Aprovechamos la querella para espiar su boleta de calificaciones: un par de notas sobresalientes aquí y allá y los consabidos ochos y nueves. La boleta de un ñoño, pues. Repasamos los hechos conocidos de sobra: los números de un escritor pulcro, exacto y contundente. Un humorista quirúrgico al que le basta enlistar los elementos de un espacio (un cine, una oficina o un set de televisión) para que este deje entrever su carisma ridículo. En Melancolía de los pupitres las pulsiones oscuras aparecen balanceadas por su contrapeso ramplón: la ironía se expresa sola, elegantemente, sin guiños ni aspavientos de sabelotodo. La crueldad se asoma para ceder ante el retrato compasivo. En este conjunto de relatos se cumple el axioma clásico de la comedia, una planta ligera de raíces profundas. El alumno conoce su oficio y —quizá por eso— la melancolía prevalece al final de la lectura: no hay forma de contar todo. El escritor zarpa en busca del tiempo perdido y anticipa su fracaso; aunque en estos cuentos existan pistas y elementos para explicar las obsesiones de los personajes, invariablemente palpita una zona de sombras en donde pareciera que cualquier cosa es posible, una región ajena al control del escritor. Sin embargo, a riesgo de desbalagarse, el autor se recrea imaginando al otro, al que tomó un camino diferente y dobló la esquina para adentrarse en la aventura.

Melancolía de los pupitres orilla a preguntarse; si no somos más que la suma desordenada de nuestras propias fabulaciones: los anhelos, las fantasías y las historias truncas: todo aquello que pudo haber sido, pero que jamás sucedió. Este libro nos devuelve a la noción de que la vida está en otra parte, de que respiramos mejor en un aire de metáforas y mitologías y que cada uno —desde su pupitre, desde la soledad— anima la cáscara de un personaje que nunca acaba de escribirse.
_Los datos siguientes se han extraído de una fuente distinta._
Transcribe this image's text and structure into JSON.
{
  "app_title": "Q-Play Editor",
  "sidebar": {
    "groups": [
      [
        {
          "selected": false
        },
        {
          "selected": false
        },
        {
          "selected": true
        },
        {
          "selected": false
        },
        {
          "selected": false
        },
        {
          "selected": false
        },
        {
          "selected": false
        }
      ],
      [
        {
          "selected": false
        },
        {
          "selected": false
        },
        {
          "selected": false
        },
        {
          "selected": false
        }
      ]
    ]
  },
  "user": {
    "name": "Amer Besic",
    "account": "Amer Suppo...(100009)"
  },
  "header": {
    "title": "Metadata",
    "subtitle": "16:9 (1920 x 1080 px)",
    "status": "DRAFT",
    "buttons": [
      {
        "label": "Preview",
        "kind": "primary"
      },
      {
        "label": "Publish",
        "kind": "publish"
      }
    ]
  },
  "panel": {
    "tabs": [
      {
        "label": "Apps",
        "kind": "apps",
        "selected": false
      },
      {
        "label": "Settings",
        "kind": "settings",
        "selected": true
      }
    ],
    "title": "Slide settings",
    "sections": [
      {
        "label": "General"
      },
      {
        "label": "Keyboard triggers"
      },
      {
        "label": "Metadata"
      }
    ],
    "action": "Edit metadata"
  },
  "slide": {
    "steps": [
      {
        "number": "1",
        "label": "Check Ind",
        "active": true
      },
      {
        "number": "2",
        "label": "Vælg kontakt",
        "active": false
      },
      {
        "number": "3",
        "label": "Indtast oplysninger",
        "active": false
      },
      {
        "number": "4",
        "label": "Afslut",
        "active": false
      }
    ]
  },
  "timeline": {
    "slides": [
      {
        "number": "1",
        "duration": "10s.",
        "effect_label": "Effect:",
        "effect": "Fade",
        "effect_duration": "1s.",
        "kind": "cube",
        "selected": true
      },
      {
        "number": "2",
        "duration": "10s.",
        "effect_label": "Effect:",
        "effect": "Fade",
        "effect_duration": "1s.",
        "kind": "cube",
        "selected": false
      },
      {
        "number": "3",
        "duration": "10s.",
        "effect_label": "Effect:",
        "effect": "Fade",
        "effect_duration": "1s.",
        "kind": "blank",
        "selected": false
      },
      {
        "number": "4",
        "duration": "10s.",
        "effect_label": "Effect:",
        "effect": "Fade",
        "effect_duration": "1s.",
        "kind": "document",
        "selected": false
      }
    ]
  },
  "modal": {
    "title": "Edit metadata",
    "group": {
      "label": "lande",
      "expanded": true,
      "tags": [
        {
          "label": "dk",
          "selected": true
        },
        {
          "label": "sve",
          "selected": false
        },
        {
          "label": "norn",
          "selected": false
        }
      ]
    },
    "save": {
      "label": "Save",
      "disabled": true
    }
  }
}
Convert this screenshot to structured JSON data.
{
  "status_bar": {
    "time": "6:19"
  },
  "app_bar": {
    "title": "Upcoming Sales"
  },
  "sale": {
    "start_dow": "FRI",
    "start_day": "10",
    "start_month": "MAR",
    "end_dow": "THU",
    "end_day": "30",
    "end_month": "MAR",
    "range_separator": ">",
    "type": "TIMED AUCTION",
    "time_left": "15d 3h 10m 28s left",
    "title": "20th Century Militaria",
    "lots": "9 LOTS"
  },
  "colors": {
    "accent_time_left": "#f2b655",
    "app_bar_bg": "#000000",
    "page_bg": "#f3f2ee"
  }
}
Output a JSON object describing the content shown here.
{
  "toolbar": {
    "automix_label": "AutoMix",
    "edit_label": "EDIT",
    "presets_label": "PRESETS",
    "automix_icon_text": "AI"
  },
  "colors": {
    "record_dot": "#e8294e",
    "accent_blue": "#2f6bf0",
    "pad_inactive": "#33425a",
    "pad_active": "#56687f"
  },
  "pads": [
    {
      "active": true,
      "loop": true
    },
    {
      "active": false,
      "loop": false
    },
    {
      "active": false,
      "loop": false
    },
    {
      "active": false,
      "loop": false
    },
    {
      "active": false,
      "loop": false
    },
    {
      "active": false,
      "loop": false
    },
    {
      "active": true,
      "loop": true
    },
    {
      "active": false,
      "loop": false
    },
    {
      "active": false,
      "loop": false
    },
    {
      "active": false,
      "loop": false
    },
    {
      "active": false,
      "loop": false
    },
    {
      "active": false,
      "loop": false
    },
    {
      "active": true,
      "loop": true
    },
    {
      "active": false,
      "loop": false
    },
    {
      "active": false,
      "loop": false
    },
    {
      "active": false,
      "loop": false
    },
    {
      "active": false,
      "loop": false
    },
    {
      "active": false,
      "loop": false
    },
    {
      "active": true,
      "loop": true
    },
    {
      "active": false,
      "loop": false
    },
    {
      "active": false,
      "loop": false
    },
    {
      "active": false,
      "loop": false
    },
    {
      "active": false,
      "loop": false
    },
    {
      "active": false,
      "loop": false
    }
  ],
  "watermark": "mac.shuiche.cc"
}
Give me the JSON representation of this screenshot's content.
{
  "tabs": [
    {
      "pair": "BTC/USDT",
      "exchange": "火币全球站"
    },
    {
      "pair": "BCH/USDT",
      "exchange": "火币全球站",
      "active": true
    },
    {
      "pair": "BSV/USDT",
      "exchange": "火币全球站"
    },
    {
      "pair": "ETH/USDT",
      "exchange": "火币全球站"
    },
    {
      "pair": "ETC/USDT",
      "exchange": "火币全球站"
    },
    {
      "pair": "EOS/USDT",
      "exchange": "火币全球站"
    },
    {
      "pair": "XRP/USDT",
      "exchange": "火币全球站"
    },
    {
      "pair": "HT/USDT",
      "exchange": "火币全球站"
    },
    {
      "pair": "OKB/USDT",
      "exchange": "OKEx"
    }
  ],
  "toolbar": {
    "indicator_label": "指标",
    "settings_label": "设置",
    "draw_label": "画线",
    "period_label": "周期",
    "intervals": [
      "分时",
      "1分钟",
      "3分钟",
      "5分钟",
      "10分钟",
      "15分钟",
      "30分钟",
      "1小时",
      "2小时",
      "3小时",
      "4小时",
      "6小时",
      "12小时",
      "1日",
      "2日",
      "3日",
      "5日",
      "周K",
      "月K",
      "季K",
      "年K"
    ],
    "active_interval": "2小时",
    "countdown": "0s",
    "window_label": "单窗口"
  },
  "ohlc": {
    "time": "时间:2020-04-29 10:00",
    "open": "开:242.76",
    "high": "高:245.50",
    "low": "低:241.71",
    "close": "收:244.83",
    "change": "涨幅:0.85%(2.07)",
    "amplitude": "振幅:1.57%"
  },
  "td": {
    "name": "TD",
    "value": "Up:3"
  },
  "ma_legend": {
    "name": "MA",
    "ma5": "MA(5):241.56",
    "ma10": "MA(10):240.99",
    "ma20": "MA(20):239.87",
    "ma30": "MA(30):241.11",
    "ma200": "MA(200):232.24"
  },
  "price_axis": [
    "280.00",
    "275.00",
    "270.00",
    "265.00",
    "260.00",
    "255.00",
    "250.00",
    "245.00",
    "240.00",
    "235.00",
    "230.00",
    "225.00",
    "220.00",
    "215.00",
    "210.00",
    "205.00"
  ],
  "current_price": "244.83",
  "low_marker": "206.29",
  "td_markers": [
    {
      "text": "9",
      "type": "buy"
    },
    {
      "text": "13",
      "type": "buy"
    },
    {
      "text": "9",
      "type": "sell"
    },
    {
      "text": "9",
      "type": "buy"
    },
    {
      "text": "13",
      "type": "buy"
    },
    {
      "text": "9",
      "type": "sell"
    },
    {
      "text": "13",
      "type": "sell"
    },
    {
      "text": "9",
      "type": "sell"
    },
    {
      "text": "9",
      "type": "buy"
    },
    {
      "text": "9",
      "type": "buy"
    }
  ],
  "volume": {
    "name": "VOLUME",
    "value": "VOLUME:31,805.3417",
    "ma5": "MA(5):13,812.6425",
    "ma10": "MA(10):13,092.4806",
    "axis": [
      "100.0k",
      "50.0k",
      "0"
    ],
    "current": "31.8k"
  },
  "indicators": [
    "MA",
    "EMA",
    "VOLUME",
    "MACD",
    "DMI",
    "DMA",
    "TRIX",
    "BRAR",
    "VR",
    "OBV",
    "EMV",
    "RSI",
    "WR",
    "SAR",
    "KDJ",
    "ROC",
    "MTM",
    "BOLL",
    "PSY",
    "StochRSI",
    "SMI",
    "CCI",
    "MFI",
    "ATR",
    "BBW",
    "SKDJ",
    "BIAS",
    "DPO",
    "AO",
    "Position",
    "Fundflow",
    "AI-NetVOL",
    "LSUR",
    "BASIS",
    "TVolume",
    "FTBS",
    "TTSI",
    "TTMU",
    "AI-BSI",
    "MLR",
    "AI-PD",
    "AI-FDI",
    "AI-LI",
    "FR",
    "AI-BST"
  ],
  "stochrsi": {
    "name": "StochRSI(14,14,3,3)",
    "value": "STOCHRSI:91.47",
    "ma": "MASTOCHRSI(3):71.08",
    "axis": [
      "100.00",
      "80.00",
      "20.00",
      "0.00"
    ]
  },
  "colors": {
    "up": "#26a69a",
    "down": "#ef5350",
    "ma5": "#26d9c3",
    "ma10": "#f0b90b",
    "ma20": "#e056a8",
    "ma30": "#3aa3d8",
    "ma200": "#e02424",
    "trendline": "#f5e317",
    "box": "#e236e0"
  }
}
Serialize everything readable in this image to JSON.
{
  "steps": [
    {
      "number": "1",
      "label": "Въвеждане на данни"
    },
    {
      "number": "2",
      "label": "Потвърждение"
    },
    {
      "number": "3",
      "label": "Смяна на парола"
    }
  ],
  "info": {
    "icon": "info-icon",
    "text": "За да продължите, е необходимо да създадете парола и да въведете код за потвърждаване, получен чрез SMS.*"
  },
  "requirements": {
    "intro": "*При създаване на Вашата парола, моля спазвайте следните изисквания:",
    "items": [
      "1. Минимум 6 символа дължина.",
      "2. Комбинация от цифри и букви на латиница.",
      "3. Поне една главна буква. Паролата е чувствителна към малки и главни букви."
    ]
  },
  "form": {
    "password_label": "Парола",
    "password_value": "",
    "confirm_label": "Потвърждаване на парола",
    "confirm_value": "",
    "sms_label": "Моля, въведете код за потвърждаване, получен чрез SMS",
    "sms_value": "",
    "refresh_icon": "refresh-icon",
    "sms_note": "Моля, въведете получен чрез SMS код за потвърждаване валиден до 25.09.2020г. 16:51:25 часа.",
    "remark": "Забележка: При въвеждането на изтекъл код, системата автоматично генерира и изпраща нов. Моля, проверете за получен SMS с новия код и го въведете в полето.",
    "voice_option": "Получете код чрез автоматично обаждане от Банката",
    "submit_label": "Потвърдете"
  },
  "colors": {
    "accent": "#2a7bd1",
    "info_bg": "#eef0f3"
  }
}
La escuela, ese primer país que nos otorga una coordenada (la del tirano, el jodón, la ruidosa, el flatulento, el ñoño o el excéntrico), tiene su trasunto tragicómico en la vida de los adultos. Ahí estamos de nuevo, en un salón más amplio y salvaje, con cuerpos más viejos y desparramados; sé que ahí —en esa jungla en donde la mayoría se pretenden profesores— Jaime He es un mirón atento y precavido: el estudiante esquinero (guardián de atalaya) listo con una cerbatana que nos recuerda nuestra insignificancia. Es justo el tipo de pillo rápido y comedido al que es tan difícil atrapar.

Por desgracia —o al menos hasta donde tengo conocimiento— Jaime no ostenta cargos públicos ni corre una casa de apuestas; eligió equivocarse y dedicar su tiempo a esa cosa inservible y bella que es la literatura. Vio venir el balón y lo prendió de botepronto; dio un tiro largo que voló la barda, atravesó el tiempo y llegó rodando hasta nuestros pies. Ahora es el lector quien —desde su lado de la cancha— pondrá a rodar la pelota.